Pablo Giacopelli has been involved on high performance environments since an early age first as a player and later as a coach. He has had the opportunity to successfully coach some of the best female players in the world of tennis. He was selected to be the tennis team Captain for Estonia on the 2008 Beijing Olympics. His pupils successes have ranged from quarter final showings at Grand Slams to winning major WTA events to top 10 yearly race rankings. He is a certified personal and professional performance coach by the Coach U Institute. He is also a certified Professional Performance Tennis Coach and has been trained in Sports Psychology. Pablo has traveled around the world and speaks four languages. He has been a guest speaker at various conferences and seminars around the world. Lately, Pablo has been coaching people, under the banner of UXL, from all walks of life to discover their personal and professional potentials. Pablo is married to Madeleine and has been based in Tel Aviv, Israel for the last 3 years. He is the father of five children Vanessa, Jake, Mia, Gisella, and Anabella.
In Pablo’s own words
Born to Argentinean parents working in Lima, Peru, I was the only child until my sister showed up. She ruined a pretty good gig for a kid who had all of his parents’ attention all of the time!
During my boyhood years in Peru, I began to play tennis through the encouragement of my parents. I didn’t like tennis. I loved soccer and motocrossing on the small bike my grandfather purchased for me for my tenth Christmas. Still, I had to do what my parents said, and everyone assumed that I loved tennis because I became good at it very quickly. Soon I was the best player of my age in my country, and at 11 years old I began to travel to international tournaments, where I also excelled.
My father, wishing to cultivate my athletic potential, began to plan my life according to his vision for my success. When I was 13, my parents sent me to attend a tennis academy in America. From there, I began to travel the world playing junior events. My life focused on making it as a professional tennis player. It became one big show, and I felt that I had to excel at everything I did.
As often happens when a person is forced to do something he doesn’t enjoy, I rebelled when I got to college. There, I got involved with the wrong crowds—or maybe the normal ones—and began to party as hard as I possibly could. I experienced much of life, not all of it pleasant. I found myself stranded in a foreign airport. I slept for several days in the back seat of a car, too broke to buy food. So it went. All the while, my overactive instinct for survival kept me pushing myself to the limit.
Not surprisingly, I eventually burned myself out. My life was at a crisis point when I finally stepped into a church and for the first time approached God. But, it still took two more weeks before I made the decision to become a Christian. It would take many more years before I understood— and began to truly experience— the transformation that occurred in my heart that sunny, warm morning in church.

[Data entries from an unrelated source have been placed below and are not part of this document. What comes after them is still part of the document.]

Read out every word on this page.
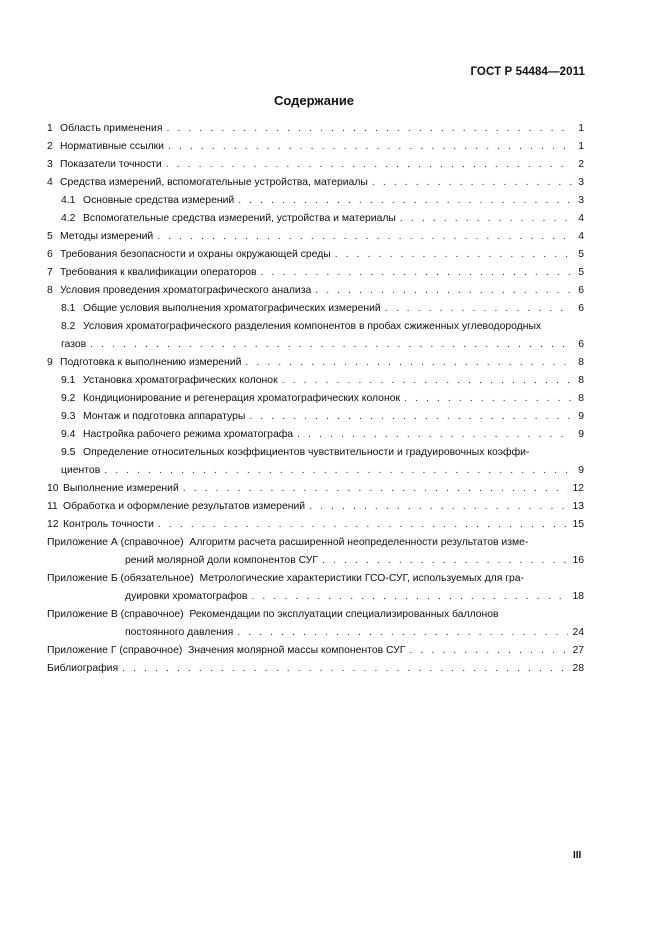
ГОСТ Р 54484—2011
Содержание
1 Область применения . . .	1
2 Нормативные ссылки . . .	1
3 Показатели точности . . .	2
4 Средства измерений, вспомогательные устройства, материалы . . .	3
4.1 Основные средства измерений . . .	3
4.2 Вспомогательные средства измерений, устройства и материалы . . .	4
5 Методы измерений . . .	4
6 Требования безопасности и охраны окружающей среды . . .	5
7 Требования к квалификации операторов . . .	5
8 Условия проведения хроматографического анализа . . .	6
8.1 Общие условия выполнения хроматографических измерений . . .	6
8.2 Условия хроматографического разделения компонентов в пробах сжиженных углеводородных
газов . . .	6
9 Подготовка к выполнению измерений . . .	8
9.1 Установка хроматографических колонок . . .	8
9.2 Кондиционирование и регенерация хроматографических колонок . . .	8
9.3 Монтаж и подготовка аппаратуры . . .	9
9.4 Настройка рабочего режима хроматографа . . .	9
9.5 Определение относительных коэффициентов чувствительности и градуировочных коэффи-
циентов . . .	9
10 Выполнение измерений . . .	12
11 Обработка и оформление результатов измерений . . .	13
12 Контроль точности . . .	15
Приложение А (справочное) Алгоритм расчета расширенной неопределенности результатов изме-
рений молярной доли компонентов СУГ . . .	16
Приложение Б (обязательное) Метрологические характеристики ГСО-СУГ, используемых для гра-
дуировки хроматографов . . .	18
Приложение В (справочное) Рекомендации по эксплуатации специализированных баллонов
постоянного давления . . .	24
Приложение Г (справочное) Значения молярной массы компонентов СУГ . . .	27
Библиография . . .	28
III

After that first defining point in my faith, my life took all kinds of twists and turns: marriage, the births of three precious children, a string of jobs and business ventures, a go at driving race cars, a divorce, and a growing religiosity that, far from freeing me, led me into bondage. Focused on keeping the rules rather than understanding God’s heart, I became the prime example of a modern Pharisee.
My career as a professional world tour tennis coach started at a conference at the 2004 Wimbledon Championships. My job took me all over the world. I became familiar with a multitude of cultures. I experienced some amazing highs, but also some painful lows. There is no describing the thrill of marching into the inaugural ceremony at the 2008 Beijing Olympics and watching my players perform at the very pinnacle of their sport. Yet, I longed to wake up next to my kids each day. I missed watching them grow up into the wonderful people they are today. After too many lonely nights in hotel rooms, I began asking some deep, long overdue questions. What was life really about? Was this as good as it got?
Finally, while in a jet flying 35,000 feet above the Earth, I began to break down. That is when God opened the curtains on a new, far more wonderful way of living—one in which I have come to know firsthand the depths of His love and the life-changing power of His grace.
Since this new, second phase of my life began, I have remarried a wonderful Jewish girl who loves Jesus. We have two cute little girls, and we are based today in Tel Aviv. I have been working under the banner of my business UXL the last few years coaching and helping people all over the world to discover their personal and professional experiences.
Today, my life is still not perfect. However, every day I discover more and more the wonderful reality of how much God loves me and how He really sees me. My relationship with Him is no longer based on my performance, but on His love and grace for me. I am well on my way to recovering from Pharisaism as I understand each day a bit more what living out of the new heart Jesus gave me long ago, the day I first asked Him to help me see him in my life.